The conference room was as quiet as it had been all day. "For us addicts," he continued, "recovery is more than just taking a pill or maybe getting a shot...recovery is also about the spirit, about dealing with that hole in the soul."

What is the hole in the soul? It is an unmet longing for connection with others, for communion, for oneness...a longing to realize who we are. It is a longing to know we are loved, to find ourselves lovable. It isn’t only addicts who experience the hole in the soul. 

So how do we deal with a hole in the soul? We have this deep longing for love, for freedom, for creativity, for happiness, but what happens is we fixate on substitutes that take us away from what we really long for, away from the very moment that could be the source of freedom. 

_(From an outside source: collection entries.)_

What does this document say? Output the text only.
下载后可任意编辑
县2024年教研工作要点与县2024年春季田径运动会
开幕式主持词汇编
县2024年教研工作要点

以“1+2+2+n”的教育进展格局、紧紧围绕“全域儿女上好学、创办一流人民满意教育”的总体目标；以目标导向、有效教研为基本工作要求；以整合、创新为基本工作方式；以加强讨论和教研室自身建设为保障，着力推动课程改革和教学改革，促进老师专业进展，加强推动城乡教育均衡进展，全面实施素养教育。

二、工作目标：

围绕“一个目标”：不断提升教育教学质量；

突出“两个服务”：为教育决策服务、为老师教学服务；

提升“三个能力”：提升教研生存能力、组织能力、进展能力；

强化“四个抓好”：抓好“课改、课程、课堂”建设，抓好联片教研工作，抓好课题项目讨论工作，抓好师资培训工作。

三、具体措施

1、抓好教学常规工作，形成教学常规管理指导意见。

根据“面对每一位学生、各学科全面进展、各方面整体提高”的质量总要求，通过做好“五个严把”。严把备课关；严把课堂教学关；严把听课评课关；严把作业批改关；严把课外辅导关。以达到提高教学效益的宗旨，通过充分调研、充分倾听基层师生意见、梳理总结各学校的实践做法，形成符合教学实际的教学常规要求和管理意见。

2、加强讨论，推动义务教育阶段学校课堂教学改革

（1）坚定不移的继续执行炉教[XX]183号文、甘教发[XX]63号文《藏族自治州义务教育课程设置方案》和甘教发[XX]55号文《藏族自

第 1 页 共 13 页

What is it we fixate on? What do we try to use as a substitute for the real longing? 

It could be approval. We might think,“If I just get this praise or recognition, then I’ll know I’m good enough. Or it might be money, or things that money can buy. If I have this house, or this kind of car, or a particular brand of clothing, then I will be acceptable. Food is a very common substitute. Have you ever found yourself feeling lonely or sad, and searching the refrigerator for the remedy? Other substitutions might be sex, or drugs, or alcohol. 

We sometimes describe this fixation as “if-only mind.” We believe that, “if only this would fall into place, then I would be happy.” Does that sound familiar? “If only I’d get my health back.” “If only I’d get that partner.” Or, “if only that partner and I could really have it work out right.” Or, “if only I’d lose the 20 pounds.” The list is endless. We fall into believing that these things can make us happy. 

But we cannot deal with the hole in the soul as long as we’re pursuing substitute gratifications. When we do that, we are taking ourselves away from the moment where it would be possible to find that which we truly long for. Only in the present moment can we experience aliveness, love, understanding, freedom.

How do we move from pursuing substitutes to coming home to presence? Start by identifying when you are trying to fill the hole in your soul. Where are you thinking, “if only...” If only I had this thing. If only I could be like this. When you notice your thoughts or behaviors moving you towards substitutes—pause. Just stop. Mindfully recognize what is happening, you might just label it “wanting, wanting,” and with gentleness and interest, become aware of the force of wanting.

Just this pause and deepening of attention will start to open you to more freedom. You might first bring awareness to layers of hurt or fear. You might, if you stay, finds some real healing, some compassion and a flow of aliveness. Or you might move into the behavior, but with more awareness than before. Either way, the pause puts you on the path of healing unmet needs and discovering the source of your deepest longings.